While May remained tumultuous in both equity and fixed income markets, the “falling knife” took a pause last month. Equity markets ended mixed after some important messages during earnings season. Bond markets managed to rebound despite a rate hike, hawkish messages from the FOMC, and a continuous stream of elevated inflationary pressures.
Equity markets found a late May rally to finish just slightly positive. The Dow Jones industrial average led the way +0.33% in May. That managed to keep the S&P slightly positive at +0.18%, while the Nasdaq continued to falter -1.93%. The energy sector continued to lead the way, up over 15% for the month. Consumer staples, consumer discretionary, and real estate all lagged and fell about 5%.
Bonds managed to stabilize last month. The 10-Year US Treasury benchmark hovered around 3% at the beginning of the month but ended the month 15 basis points lower at 2.85%. Investment grade sectors also followed suit as corporate bond prices rose, and municipal bonds staged the largest monthly rally since 2020.
Despite the Fed-tightening environment, bonds reverted to the “old” negative stock/bond correlation. Bond prices moved higher on days the stock market saw heavy re-pricing. Some of the interest in bonds came from the higher absolute level in interest rates versus cash, and some has come from predictions of a future recession.
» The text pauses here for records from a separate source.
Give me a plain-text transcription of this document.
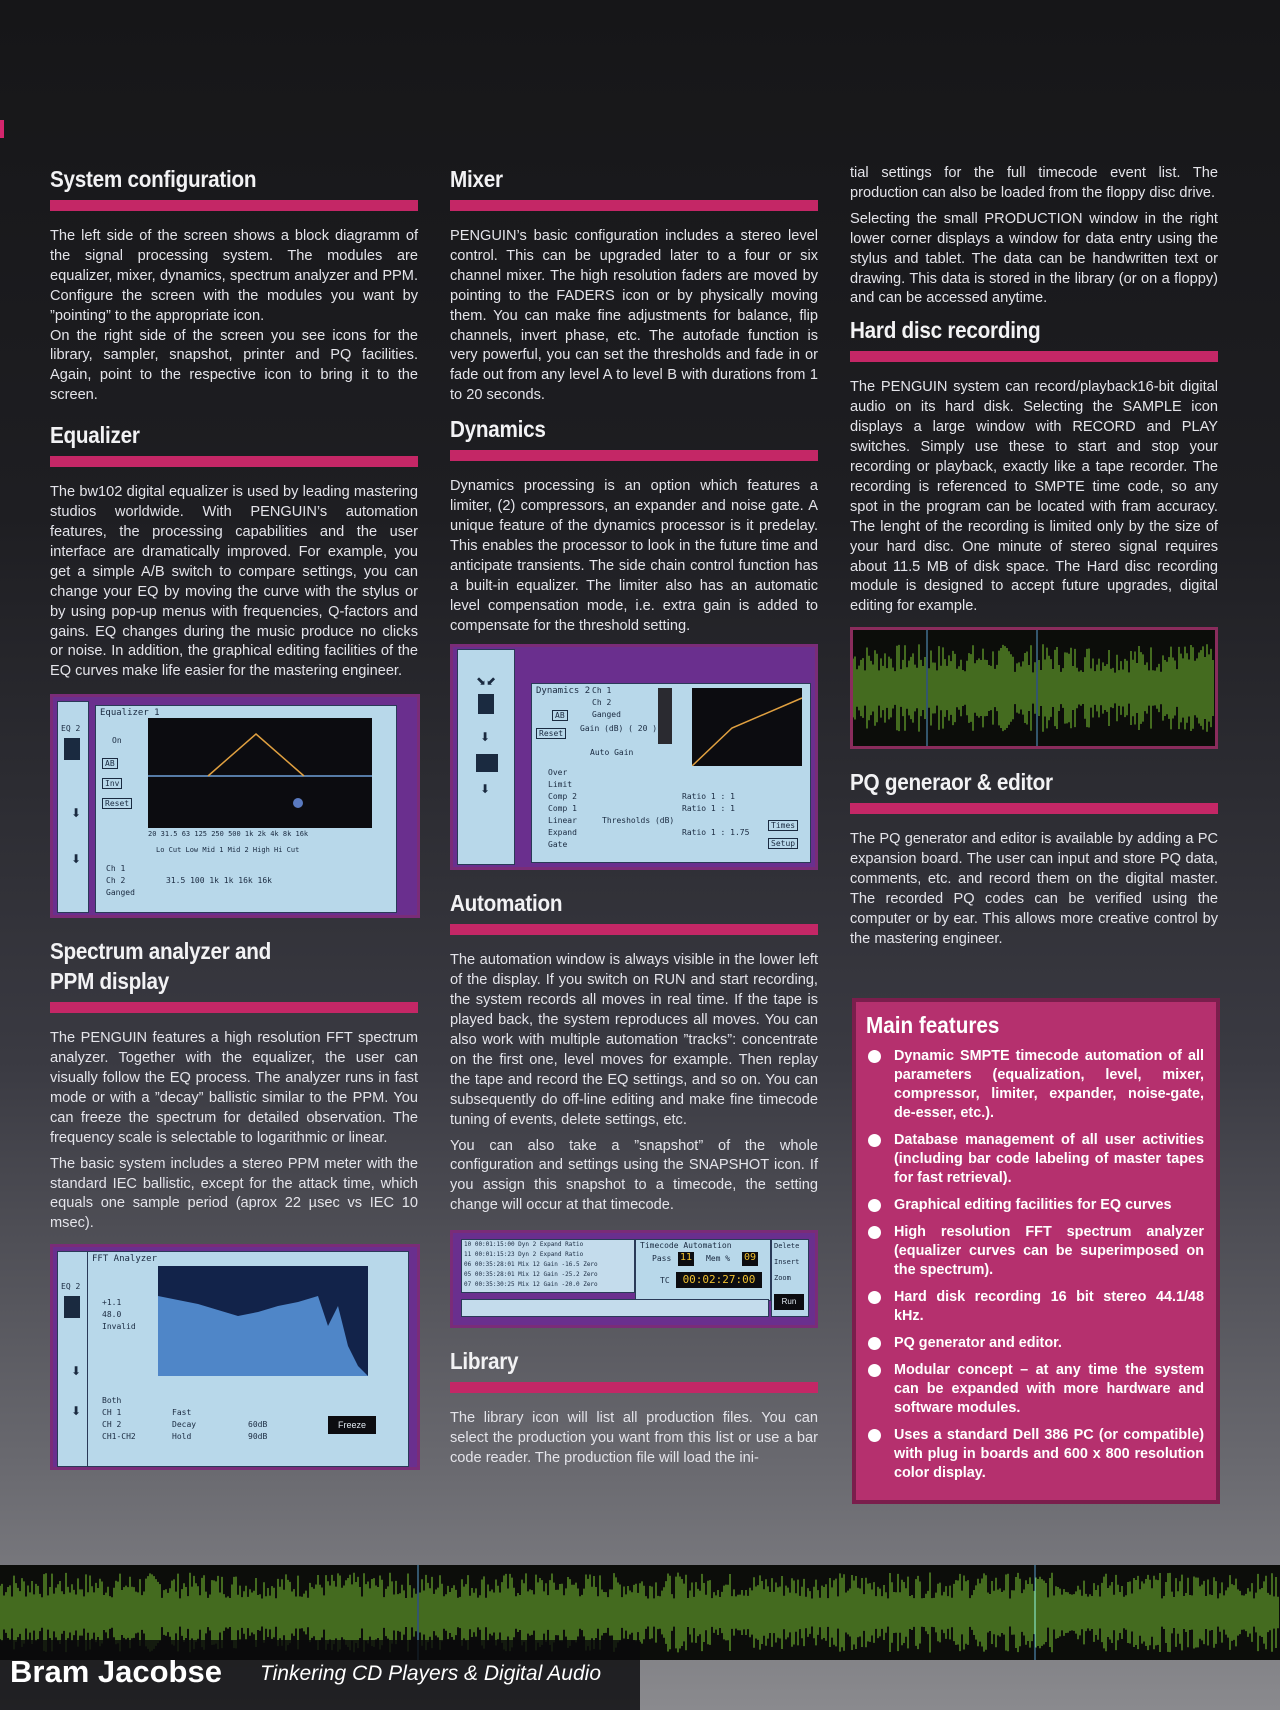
System configuration

The left side of the screen shows a block diagramm of the signal processing system. The modules are equalizer, mixer, dynamics, spectrum analyzer and PPM. Configure the screen with the modules you want by ”pointing” to the appropriate icon.

On the right side of the screen you see icons for the library, sampler, snapshot, printer and PQ facilities. Again, point to the respective icon to bring it to the screen.

Equalizer

The bw102 digital equalizer is used by leading mastering studios worldwide. With PENGUIN’s automation features, the processing capabilities and the user interface are dramatically improved. For example, you get a simple A/B switch to compare settings, you can change your EQ by moving the curve with the stylus or by using pop-up menus with frequencies, Q-factors and gains. EQ changes during the music produce no clicks or noise. In addition, the graphical editing facilities of the EQ curves make life easier for the mastering engineer.

EQ 2
⬇
⬇
Equalizer 1
On
AB
Inv
Reset
20 31.5 63 125 250 500 1k 2k 4k 8k 16k
Lo Cut Low Mid 1 Mid 2 High Hi Cut
Ch 1
Ch 2
Ganged
31.5 100 1k 1k 16k 16k
Spectrum analyzer and
PPM display

The PENGUIN features a high resolution FFT spectrum analyzer. Together with the equalizer, the user can visually follow the EQ process. The analyzer runs in fast mode or with a ”decay” ballistic similar to the PPM. You can freeze the spectrum for detailed observation. The frequency scale is selectable to logarithmic or linear.

The basic system includes a stereo PPM meter with the standard IEC ballistic, except for the attack time, which equals one sample period (aprox 22 µsec vs IEC 10 msec).

EQ 2
⬇
⬇
FFT Analyzer
+1.1
48.0
Invalid
Both
CH 1
CH 2
CH1-CH2
Fast
Decay
Hold
60dB
90dB
Freeze
Mixer

PENGUIN’s basic configuration includes a stereo level control. This can be upgraded later to a four or six channel mixer. The high resolution faders are moved by pointing to the FADERS icon or by physically moving them. You can make fine adjustments for balance, flip channels, invert phase, etc. The autofade function is very powerful, you can set the thresholds and fade in or fade out from any level A to level B with durations from 1 to 20 seconds.

Dynamics

Dynamics processing is an option which features a limiter, (2) compressors, an expander and noise gate. A unique feature of the dynamics processor is it predelay. This enables the processor to look in the future time and anticipate transients. The side chain control function has a built-in equalizer. The limiter also has an automatic level compensation mode, i.e. extra gain is added to compensate for the threshold setting.

⬊⬋
⬇
⬇
Dynamics 2 Ch 1
Ch 2
Ganged
AB
Reset
Gain (dB) ( 20 )
Auto Gain
Over
Limit
Comp 2
Comp 1
Linear
Expand
Gate
Thresholds (dB)
Ratio 1 : 1
Ratio 1 : 1
Ratio 1 : 1.75
Times
Setup
Automation

The automation window is always visible in the lower left of the display. If you switch on RUN and start recording, the system records all moves in real time. If the tape is played back, the system reproduces all moves. You can also work with multiple automation ”tracks”: concentrate on the first one, level moves for example. Then replay the tape and record the EQ settings, and so on. You can subsequently do off-line editing and make fine timecode tuning of events, delete settings, etc.

You can also take a ”snapshot” of the whole configuration and settings using the SNAPSHOT icon. If you assign this snapshot to a timecode, the setting change will occur at that timecode.

10 00:01:15:00 Dyn 2 Expand Ratio
11 00:01:15:23 Dyn 2 Expand Ratio
06 00:35:28:01 Mix 12 Gain -16.5 Zero
05 00:35:28:01 Mix 12 Gain -25.2 Zero
07 00:35:30:25 Mix 12 Gain -20.0 Zero
Timecode Automation
Pass 11 Mem % 09
TC	00:02:27:00
Delete
Insert
Zoom
Run
Library

The library icon will list all production files. You can select the production you want from this list or use a bar code reader. The production file will load the ini-

tial settings for the full timecode event list. The production can also be loaded from the floppy disc drive.

Selecting the small PRODUCTION window in the right lower corner displays a window for data entry using the stylus and tablet. The data can be handwritten text or drawing. This data is stored in the library (or on a floppy) and can be accessed anytime.

Hard disc recording

The PENGUIN system can record/playback16-bit digital audio on its hard disk. Selecting the SAMPLE icon displays a large window with RECORD and PLAY switches. Simply use these to start and stop your recording or playback, exactly like a tape recorder. The recording is referenced to SMPTE time code, so any spot in the program can be located with fram accuracy. The lenght of the recording is limited only by the size of your hard disc. One minute of stereo signal requires about 11.5 MB of disk space. The Hard disc recording module is designed to accept future upgrades, digital editing for example.

PQ generaor & editor

The PQ generator and editor is available by adding a PC expansion board. The user can input and store PQ data, comments, etc. and record them on the digital master. The recorded PQ codes can be verified using the computer or by ear. This allows more creative control by the mastering engineer.

Main features
Dynamic SMPTE timecode automation of all parameters (equalization, level, mixer, compressor, limiter, expander, noise-gate, de-esser, etc.).
Database management of all user activities (including bar code labeling of master tapes for fast retrieval).
Graphical editing facilities for EQ curves
High resolution FFT spectrum analyzer (equalizer curves can be superimposed on the spectrum).
Hard disk recording 16 bit stereo 44.1/48 kHz.
PQ generator and editor.
Modular concept – at any time the system can be expanded with more hardware and software modules.
Uses a standard Dell 386 PC (or compatible) with plug in boards and 600 x 800 resolution color display.
Bram Jacobse Tinkering CD Players & Digital Audio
On May 4th the FOMC decided to raise rates by 50 basis points (to a 1.00% Fed Funds rate) as they also announced the reduction of their balance sheet to begin in June. All of this was widely anticipated by the markets, but some investors were worried about a stronger increase. As Chairman Powell dismissed the near-term notion of a 75-basis point hike, both stock and bond markets rallied sharply. The very next trading day, markets reversed course as investors realized the Fed has a lot more work to do to dampen rising inflation.
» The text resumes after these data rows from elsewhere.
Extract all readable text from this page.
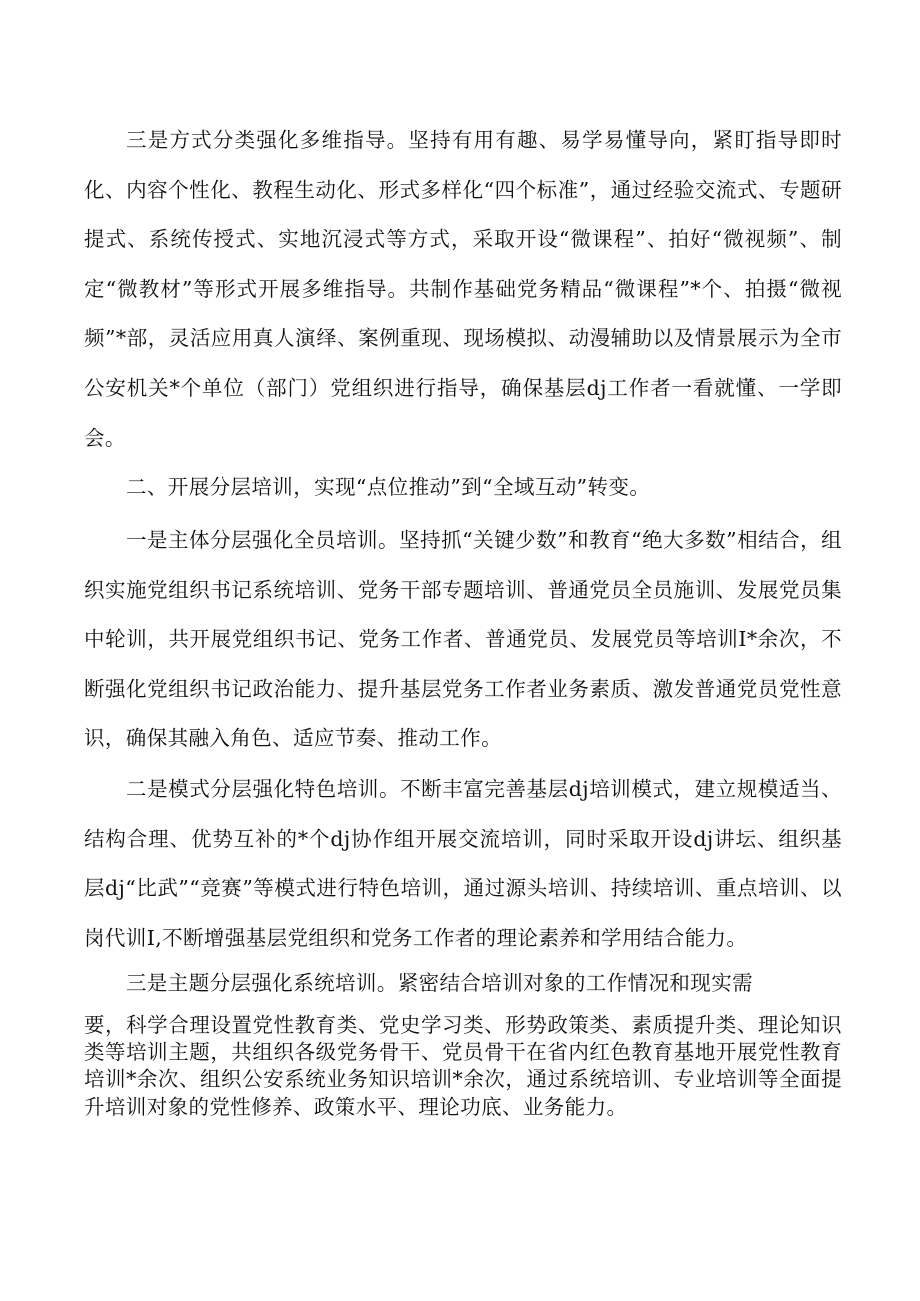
三是方式分类强化多维指导。坚持有用有趣、易学易懂导向，紧盯指导即时化、内容个性化、教程生动化、形式多样化“四个标准”，通过经验交流式、专题研提式、系统传授式、实地沉浸式等方式，采取开设“微课程”、拍好“微视频”、制定“微教材”等形式开展多维指导。共制作基础党务精品“微课程”*个、拍摄“微视频”*部，灵活应用真人演绎、案例重现、现场模拟、动漫辅助以及情景展示为全市公安机关*个单位（部门）党组织进行指导，确保基层dj工作者一看就懂、一学即会。

二、开展分层培训，实现“点位推动”到“全域互动”转变。

一是主体分层强化全员培训。坚持抓“关键少数”和教育“绝大多数”相结合，组织实施党组织书记系统培训、党务干部专题培训、普通党员全员施训、发展党员集中轮训，共开展党组织书记、党务工作者、普通党员、发展党员等培训I*余次，不断强化党组织书记政治能力、提升基层党务工作者业务素质、激发普通党员党性意识，确保其融入角色、适应节奏、推动工作。

二是模式分层强化特色培训。不断丰富完善基层dj培训模式，建立规模适当、结构合理、优势互补的*个dj协作组开展交流培训，同时采取开设dj讲坛、组织基层dj“比武”“竞赛”等模式进行特色培训，通过源头培训、持续培训、重点培训、以岗代训I,不断增强基层党组织和党务工作者的理论素养和学用结合能力。

三是主题分层强化系统培训。紧密结合培训对象的工作情况和现实需

要，科学合理设置党性教育类、党史学习类、形势政策类、素质提升类、理论知识类等培训主题，共组织各级党务骨干、党员骨干在省内红色教育基地开展党性教育培训*余次、组织公安系统业务知识培训*余次，通过系统培训、专业培训等全面提升培训对象的党性修养、政策水平、理论功底、业务能力。
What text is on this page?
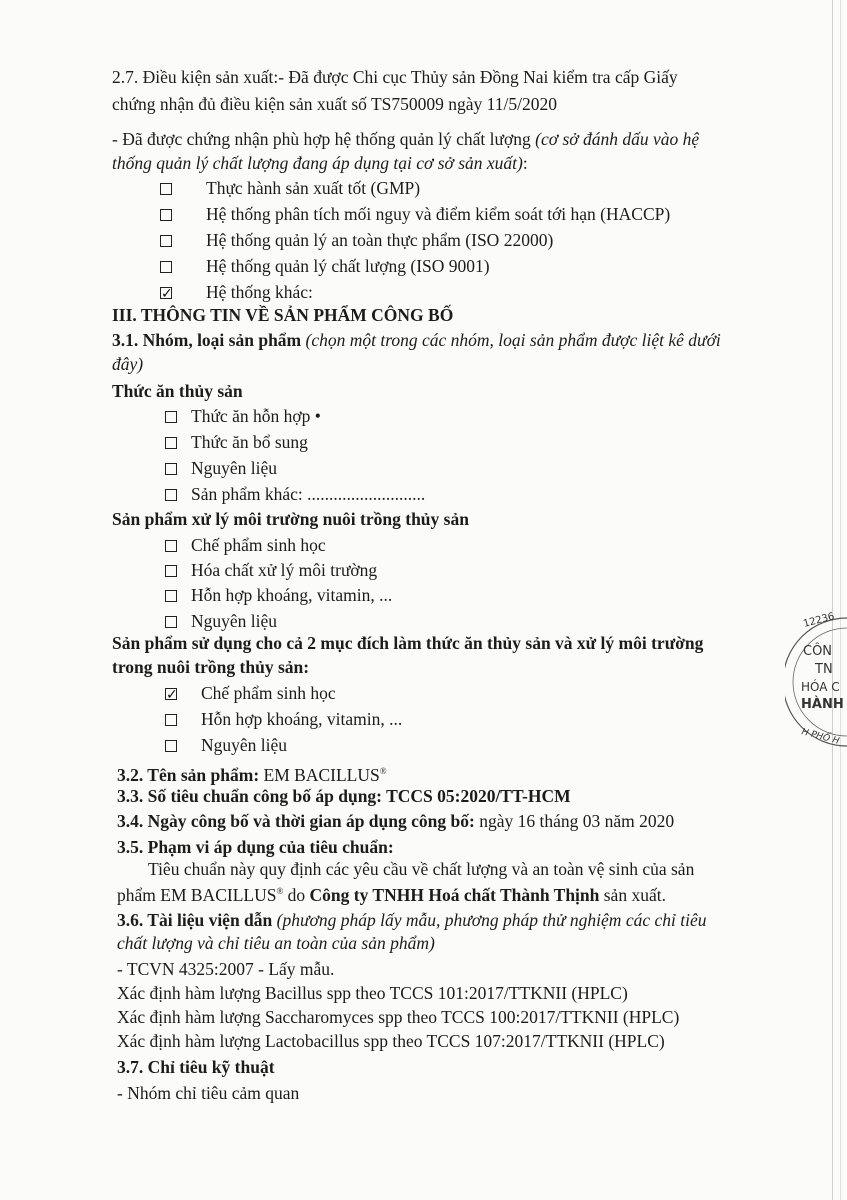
2.7. Điều kiện sản xuất:- Đã được Chi cục Thủy sản Đồng Nai kiểm tra cấp Giấy
chứng nhận đủ điều kiện sản xuất số TS750009 ngày 11/5/2020
- Đã được chứng nhận phù hợp hệ thống quản lý chất lượng (cơ sở đánh dấu vào hệ
thống quản lý chất lượng đang áp dụng tại cơ sở sản xuất):
Thực hành sản xuất tốt (GMP)
Hệ thống phân tích mối nguy và điểm kiểm soát tới hạn (HACCP)
Hệ thống quản lý an toàn thực phẩm (ISO 22000)
Hệ thống quản lý chất lượng (ISO 9001)
✓Hệ thống khác:
III. THÔNG TIN VỀ SẢN PHẨM CÔNG BỐ
3.1. Nhóm, loại sản phẩm (chọn một trong các nhóm, loại sản phẩm được liệt kê dưới
đây)
Thức ăn thủy sản
Thức ăn hỗn hợp •
Thức ăn bổ sung
Nguyên liệu
Sản phẩm khác: ...........................
Sản phẩm xử lý môi trường nuôi trồng thủy sản
Chế phẩm sinh học
Hóa chất xử lý môi trường
Hỗn hợp khoáng, vitamin, ...
Nguyên liệu
Sản phẩm sử dụng cho cả 2 mục đích làm thức ăn thủy sản và xử lý môi trường
trong nuôi trồng thủy sản:
✓Chế phẩm sinh học
Hỗn hợp khoáng, vitamin, ...
Nguyên liệu
3.2. Tên sản phẩm: EM BACILLUS®
3.3. Số tiêu chuẩn công bố áp dụng: TCCS 05:2020/TT-HCM
3.4. Ngày công bố và thời gian áp dụng công bố: ngày 16 tháng 03 năm 2020
3.5. Phạm vi áp dụng của tiêu chuẩn:
Tiêu chuẩn này quy định các yêu cầu về chất lượng và an toàn vệ sinh của sản
phẩm EM BACILLUS® do Công ty TNHH Hoá chất Thành Thịnh sản xuất.
3.6. Tài liệu viện dẫn (phương pháp lấy mẫu, phương pháp thử nghiệm các chỉ tiêu
chất lượng và chỉ tiêu an toàn của sản phẩm)
- TCVN 4325:2007 - Lấy mẫu.
Xác định hàm lượng Bacillus spp theo TCCS 101:2017/TTKNII (HPLC)
Xác định hàm lượng Saccharomyces spp theo TCCS 100:2017/TTKNII (HPLC)
Xác định hàm lượng Lactobacillus spp theo TCCS 107:2017/TTKNII (HPLC)
3.7. Chỉ tiêu kỹ thuật
- Nhóm chỉ tiêu cảm quan
12236
CÔN
TN
HÓA C
HÀNH
H PHỐ H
The war in Ukraine continues to be on the minds of investors, and now, the rising tension between China and Taiwan. The US stance on both topics continues to hamper markets. On May 9th, investors braced for a strong “WW3-like" message from Putin, during his May Day speech. The tone was defiant but much softer than the markets were anticipating.
Economic data continued to come in strong, led by employment data. As job reports continue to show two jobs for every person unemployed, the “post-Fed” non-farm payroll figure came in healthy for April at 428k jobs, and the unemployment rate remained at 3.6%. Retail sales, the service sector, and manufacturing all reported solid monthly figures. Although, consumer confidence data, along with housing data has started to slip. Logically both higher rates and inflation have already begun to filter into this data, despite a strong economy. Both CPI and PPI remain elevated, along with unit labor costs for the first quarter.
As mid-month approached, bond markets felt more range-bound, and stocks seemed to find some solid footing. On May 17th, Walmart released earnings, and the disappointing news started a firestorm in equity markets. Wal-Mart stated that the first quarter was a result of higher product, supply chain, and employee costs, and the results were disappointing. Target followed suit the following day and its stock fell as much as 25%. Absorbing higher costs hurt profitability. This created a sharp “risk-off” week for markets and a run for cover in safe-haven bonds. Markets calmed as the month moved on, and as Fed speakers reiterated their goal of dampening inflation at all costs.